Unnamed: 0_level_0,Unnamed: 1_level_0,Purchase Count,Item Price,Total Purchase Value
Item ID,Item Name,Unnamed: 2_level_1,Unnamed: 3_level_1,Unnamed: 4_level_1
178,"Oathbreaker, Last Hope of the Breaking Storm",12,$4.23,$50.76
145,Fiery Glass Crusader,9,$4.58,$41.22
108,"Extraction, Quickblade Of Trembling Hands",9,$3.53,$31.77
82,Nirvana,9,$4.90,$44.10
19,"Pursuit, Cudgel of Necromancy",8,$1.02,$8.16


# Most Profitable Items

In [21]:
sorted_summary_2 = summary.sort_values(['Total Purchase Value'], ascending = False)
sorted_summary_2['Item Price'] = sorted_summary_2['Item Price'].map('${:,.2f}'.format)
sorted_summary_2['Total Purchase Value'] = sorted_summary_2['Total Purchase Value'].map('${:,.2f}'.format)
sorted_summary_2.head()

Unnamed: 0_level_0,Unnamed: 1_level_0,Purchase Count,Item Price,Total Purchase Value
Item ID,Item Name,Unnamed: 2_level_1,Unnamed: 3_level_1,Unnamed: 4_level_1
178,"Oathbreaker, Last Hope of the Breaking Storm",12,$4.23,$50.76
82,Nirvana,9,$4.90,$44.10
145,Fiery Glass Crusader,9,$4.58,$41.22
92,Final Critic,8,$4.88,$39.04
103,Singed Scalpel,8,$4.35,$34.80


# Three observable trends based on the data

#### 1. Across the gender groups, male players (although they are the biggest group of players) spend the least amount in terms of average purchase price across items or average purchase total per person (3.02 and 4.07 dollars, repectively). Females are in the middle in terms of their purchases (3.20 and 4.47 dollars, respectively), while the Other/Non-Disclosed group have the higher average purchase price across items and highest average purpose total per person (3.35 and 4.56 dollars, respectively).

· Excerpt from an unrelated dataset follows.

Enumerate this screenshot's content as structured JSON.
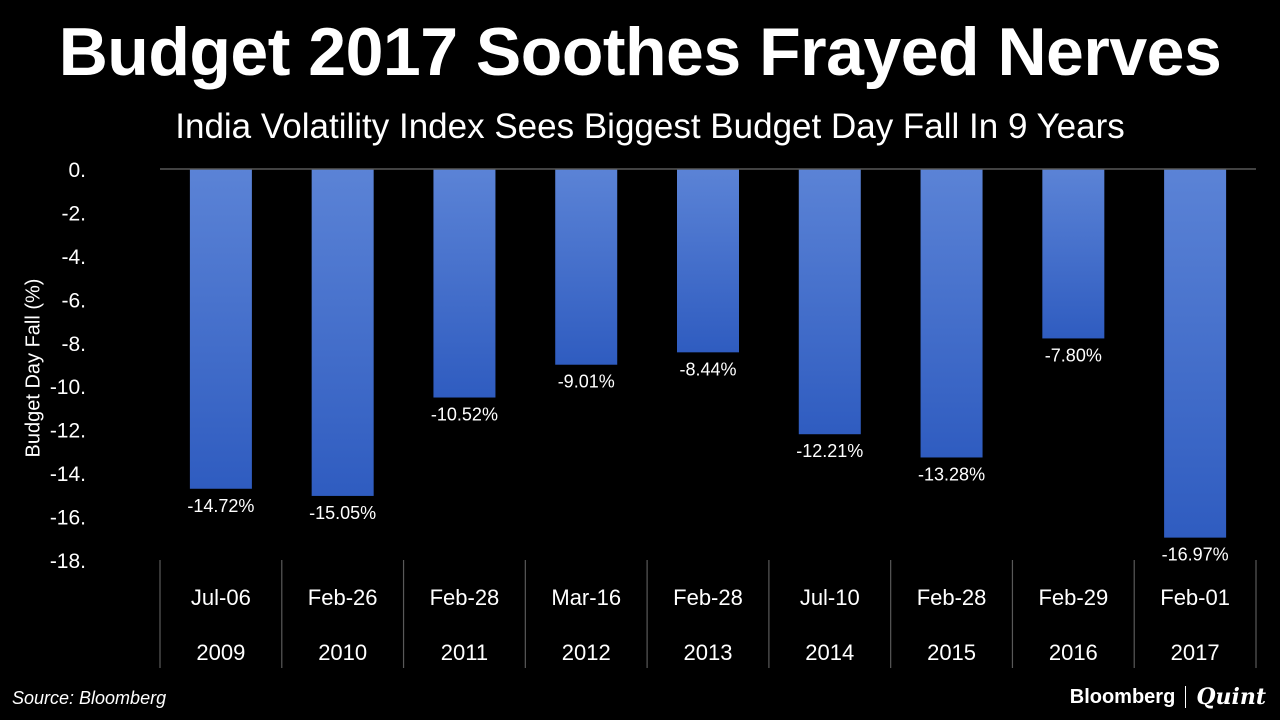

#### 2. Across the age groups, people at the age of 35-39 spent the most in term of average perchase price and average purchase total per person (3.60 and 4.76 dollars respectively). Kids(below age 10) closely follow them in terms of these two measurments (3.35 and 4.54 dollars, respectively). The 20-24 group, the biggest group in terms of player numbers, rank the third in these two measurements (3.05 and 4.32 dollars, respectively). All other age groups spend less on average. 

#### 3. The top five spenders bought 3 to 5 items per person and spent a total of 11 to 19 dollars on the items. Items such as "Oathbreaker, Last Hope of the Breaking Storm", and "Nirvana", and "Fiery Glass Crusader" are both the most popular and most profitable items.